Frequently asked questions

15 questions on HEIC conversion and privacy.

Q1. Why does iPhone save photos as HEIC?
Since iOS 11 Apple defaults to HEIC because the HEVC codec it uses halves the file size of an equivalent JPEG. You can switch back in Settings → Camera → Formats → Most Compatible.
Q2. Are my files really not uploaded?
Yes. Open the browser DevTools Network tab, start a conversion, and you will see zero upload traffic. All decoding runs inside the libheif WASM module loaded into this page. You can even go offline after the page first loads.
Q3. My HEIC does not upload to Naver blog — what do I do?
Naver blog editor rejects HEIC uploads. Drag the photo here, pick the "Naver Blog" preset (2000px JPG 85), and download the JPG — Naver accepts it directly.
Q4. What about KakaoTalk?
KakaoTalk accepts HEIC on iPhone-to-iPhone chats but Android recipients often see a broken thumbnail. Use the "KakaoTalk Share" preset (1200px JPG 80) when sharing with mixed-OS groups.
Q5. I got a HEIC from an iPhone on my Android phone — can this tool open it?
Yes. Chrome, Samsung Internet and Firefox on Android all support the WASM libheif runtime this tool uses, so you can convert HEIC files received via KakaoTalk or email without installing anything.
Q6. What happens to EXIF / GPS data?
Re-encoding through the browser canvas strips most EXIF metadata including GPS coordinates.
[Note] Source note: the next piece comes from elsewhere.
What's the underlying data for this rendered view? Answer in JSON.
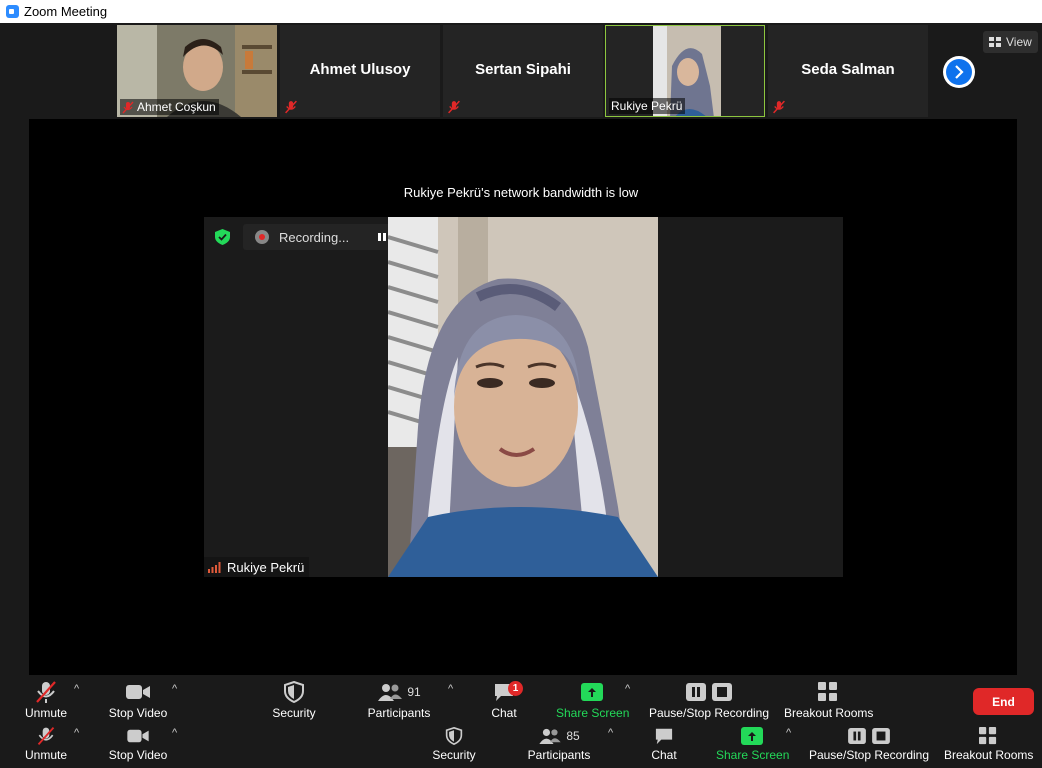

This is a privacy-first default. If you need to preserve EXIF for archival, keep the original HEIC or use desktop tools like ExifTool.
Q7. How does a Live Photo behave here?
Live Photo consists of an HEIC still plus a paired HEVC .MOV file. This tool converts the HEIC still only. To export the motion portion separately, use the iPhone Photos app Share → Save as Video.
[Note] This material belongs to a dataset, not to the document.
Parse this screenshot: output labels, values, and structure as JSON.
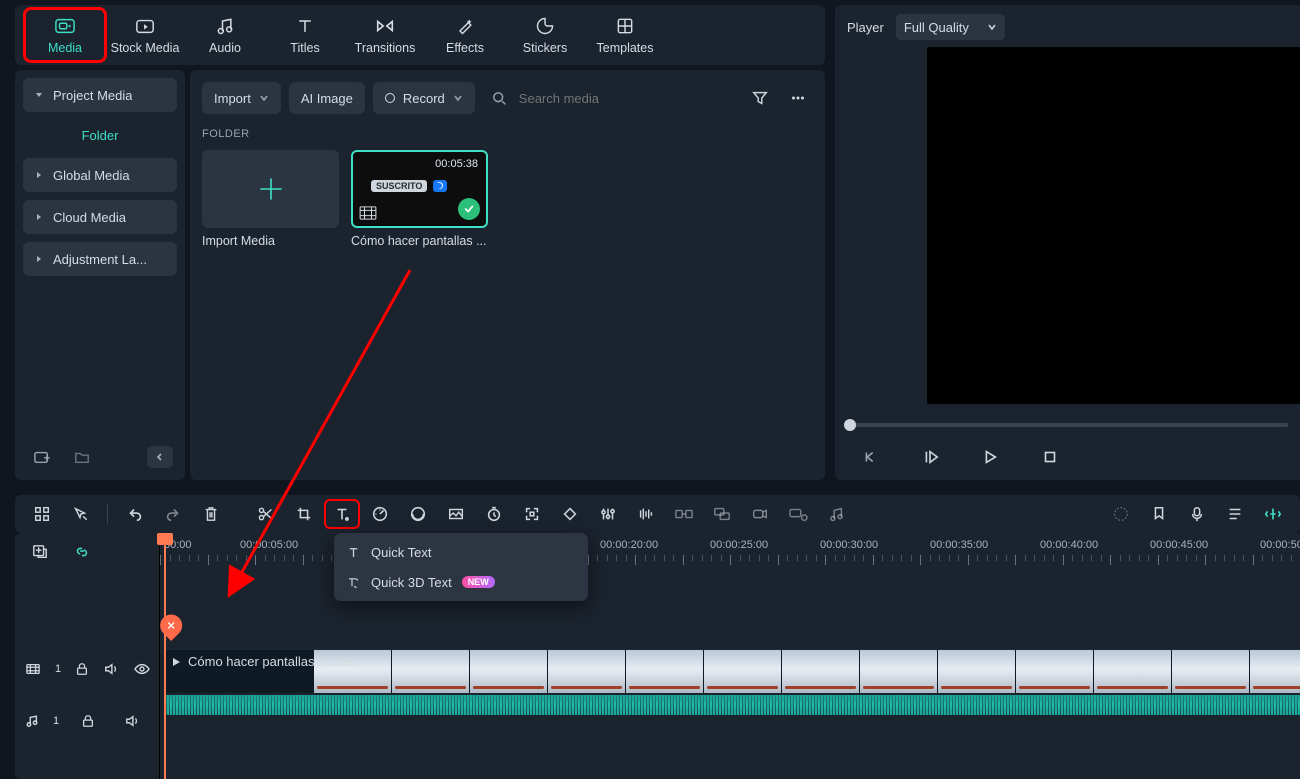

Q8. Why does the first conversion take longer?
The libheif WASM module (~1–3MB) is lazy-loaded on first use so the initial page load stays fast. Subsequent conversions reuse the cached module and run at full speed.
Q9. Why batches of 50?
Decoding a few hundred HEIC files at once can exhaust browser memory (libheif holds large decoded buffers). We process 50 at a time and yield to the event loop between batches so the UI stays responsive and memory stays bounded.
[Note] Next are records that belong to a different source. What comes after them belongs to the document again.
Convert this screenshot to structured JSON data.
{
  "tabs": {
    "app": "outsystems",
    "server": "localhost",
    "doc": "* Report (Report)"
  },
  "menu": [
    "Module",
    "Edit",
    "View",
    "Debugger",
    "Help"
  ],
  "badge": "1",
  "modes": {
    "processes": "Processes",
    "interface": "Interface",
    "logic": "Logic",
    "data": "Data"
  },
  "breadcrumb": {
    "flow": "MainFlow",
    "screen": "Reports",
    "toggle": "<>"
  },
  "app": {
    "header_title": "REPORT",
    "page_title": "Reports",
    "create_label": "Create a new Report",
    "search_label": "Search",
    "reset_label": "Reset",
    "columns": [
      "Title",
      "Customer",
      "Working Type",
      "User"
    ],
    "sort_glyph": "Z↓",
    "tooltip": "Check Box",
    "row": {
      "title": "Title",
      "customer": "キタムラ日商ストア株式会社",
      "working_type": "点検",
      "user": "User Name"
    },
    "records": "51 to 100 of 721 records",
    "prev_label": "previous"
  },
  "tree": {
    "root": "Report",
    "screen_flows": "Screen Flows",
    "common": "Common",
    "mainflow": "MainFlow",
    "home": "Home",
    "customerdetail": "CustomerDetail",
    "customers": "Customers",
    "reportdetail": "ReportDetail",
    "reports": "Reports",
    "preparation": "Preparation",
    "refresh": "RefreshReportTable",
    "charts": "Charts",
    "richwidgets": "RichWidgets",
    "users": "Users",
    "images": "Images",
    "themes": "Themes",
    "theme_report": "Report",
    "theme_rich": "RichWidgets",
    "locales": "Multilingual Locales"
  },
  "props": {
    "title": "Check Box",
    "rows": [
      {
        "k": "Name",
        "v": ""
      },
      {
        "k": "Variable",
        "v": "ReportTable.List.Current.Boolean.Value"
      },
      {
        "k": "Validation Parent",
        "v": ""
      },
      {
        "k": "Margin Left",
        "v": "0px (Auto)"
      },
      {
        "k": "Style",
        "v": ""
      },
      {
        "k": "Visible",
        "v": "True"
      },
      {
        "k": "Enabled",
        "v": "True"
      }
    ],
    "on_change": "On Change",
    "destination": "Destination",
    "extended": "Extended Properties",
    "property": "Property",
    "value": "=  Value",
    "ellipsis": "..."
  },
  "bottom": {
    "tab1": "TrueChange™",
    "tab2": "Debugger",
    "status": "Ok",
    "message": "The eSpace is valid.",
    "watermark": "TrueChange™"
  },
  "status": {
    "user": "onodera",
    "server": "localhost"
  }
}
Q10. Is WebP safe to use in 2026?
All current Chrome, Firefox, Safari 14+, Edge and mobile browsers support WebP. Naver blog and Tistory accept WebP uploads. KakaoTalk is the only common hold-out, so use JPG for chat sharing.
Q11. Can I change the quality slider?
Each preset pins a quality value optimized for its target (85 for blog JPG, 82 for WebP, 80 for KakaoTalk). A manual slider is on the roadmap alongside per-file format override.
Q12. What about HEIC videos or bursts as a ZIP?
HEIC is for still images; HEVC video files (.MOV/.MP4) are not supported here. A future release may unzip incoming archives; for now unzip locally, then drop the folder onto this page.
Q13. How many photos can I drop at once?
Tested up to ~500 photos per session on a 16GB laptop. Beyond that memory pressure becomes noticeable; split your batch into two passes.
Q14. Does it work on mobile Safari?
Yes. iOS Safari 16+ handles the HEIC WASM pipeline natively. Due to iOS memory caps, stick to ~50 photos per batch on mobile.
Q15. Do you save or log anything?
We use privacy-friendly page analytics (GA4, Naver Analytics) for traffic counts only. No image data ever touches our servers — there are no servers to touch it.